Unfortunately, the negative impact of the mental health consequences of intimate partner violence worsens with the passage of time. These may adversely affect the quality of life and social functioning of the affected persons. Incidentally, for many of these problems, appropriate interventions exist in contemporary psychiatric practice, even though many clinicians who are not psychiatrists may not be aware of them. It is rather unfortunate that many patients that could benefit from the available interventions do not get referred to psychiatrists for evaluation and treatment.

In sum, much of the burden of intimate partner violence presenting to clinicians goes on recognized and untreated. This is all the more so for the psychiatric effects and concomitants of intimate partner abuse. Incidentally, the impact of abuse on the mental health and wellbeing of the woman increases with the duration and severity of the violence. The range of mental health sequelae of domestic violence in the victims is broad and varied and may include depression, anxiety disorder and phobias, low self-esteem, post-traumatic stress disorder, somatoform disorders, and deliberate self-harm.
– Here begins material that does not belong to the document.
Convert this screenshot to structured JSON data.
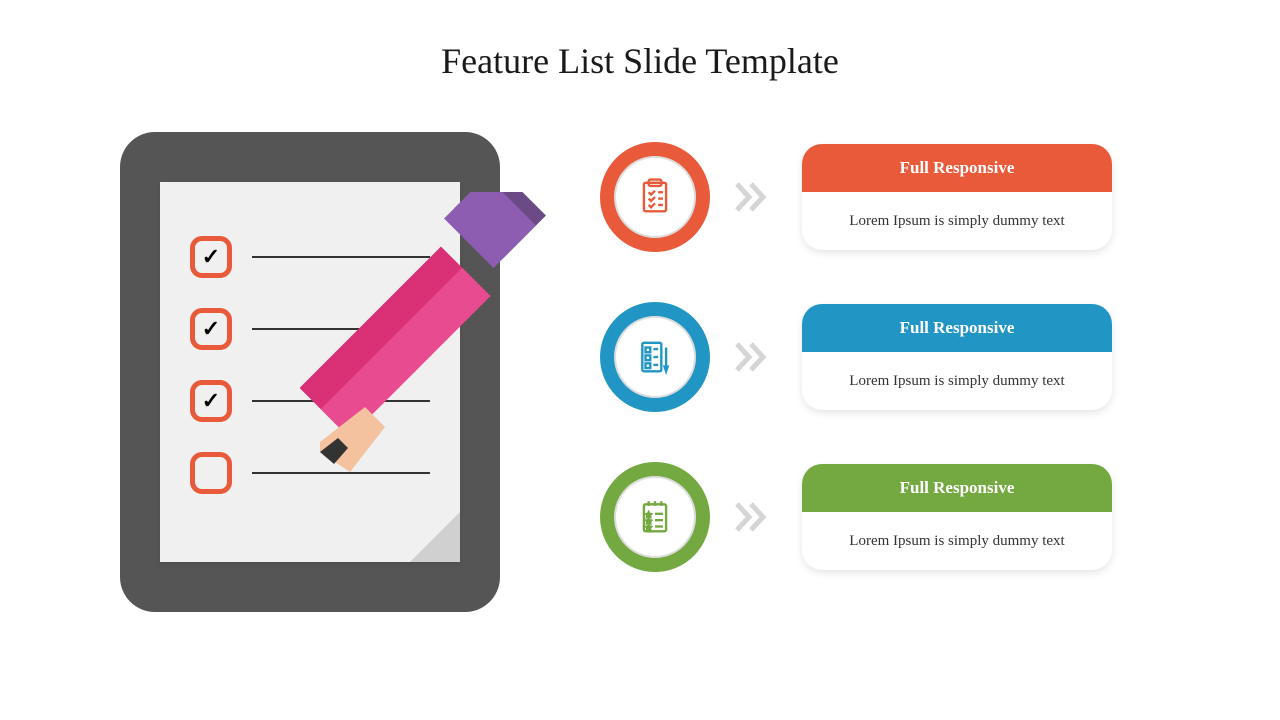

Many patient related factors like feeling of shame, reticence and clouding of emotional distress in somatic verbiage many contribute to the inability of clinicians to recognize the psychiatric aspects of domestic violence. Also, the poor interviewing skills of many doctors and their lack of interest in exploring psychosocial themes despite the patients’ clues during the clinical encounter contributes to the difficulty in their recognition of the psychiatric problems associated with intimate partner violence. Related to these, the poverty, preference of informal help-seeking and difficulties in accessing appropriate mental health services often compound the challenge of detection of the psychiatric aspects of intimate partner violence. Unknown to many clinicians, interventions exist in the therapeutic armamentarium of modern psychiatric practice that could provide relief to the sufferers of the psychiatric impacts of domestic violence and improve their quality of life. Increased attempts to detect, treat and refer cases of intimate partner violence that appear to present complex symptomatology may lead to greater recognition of patients that might benefit from these interventions.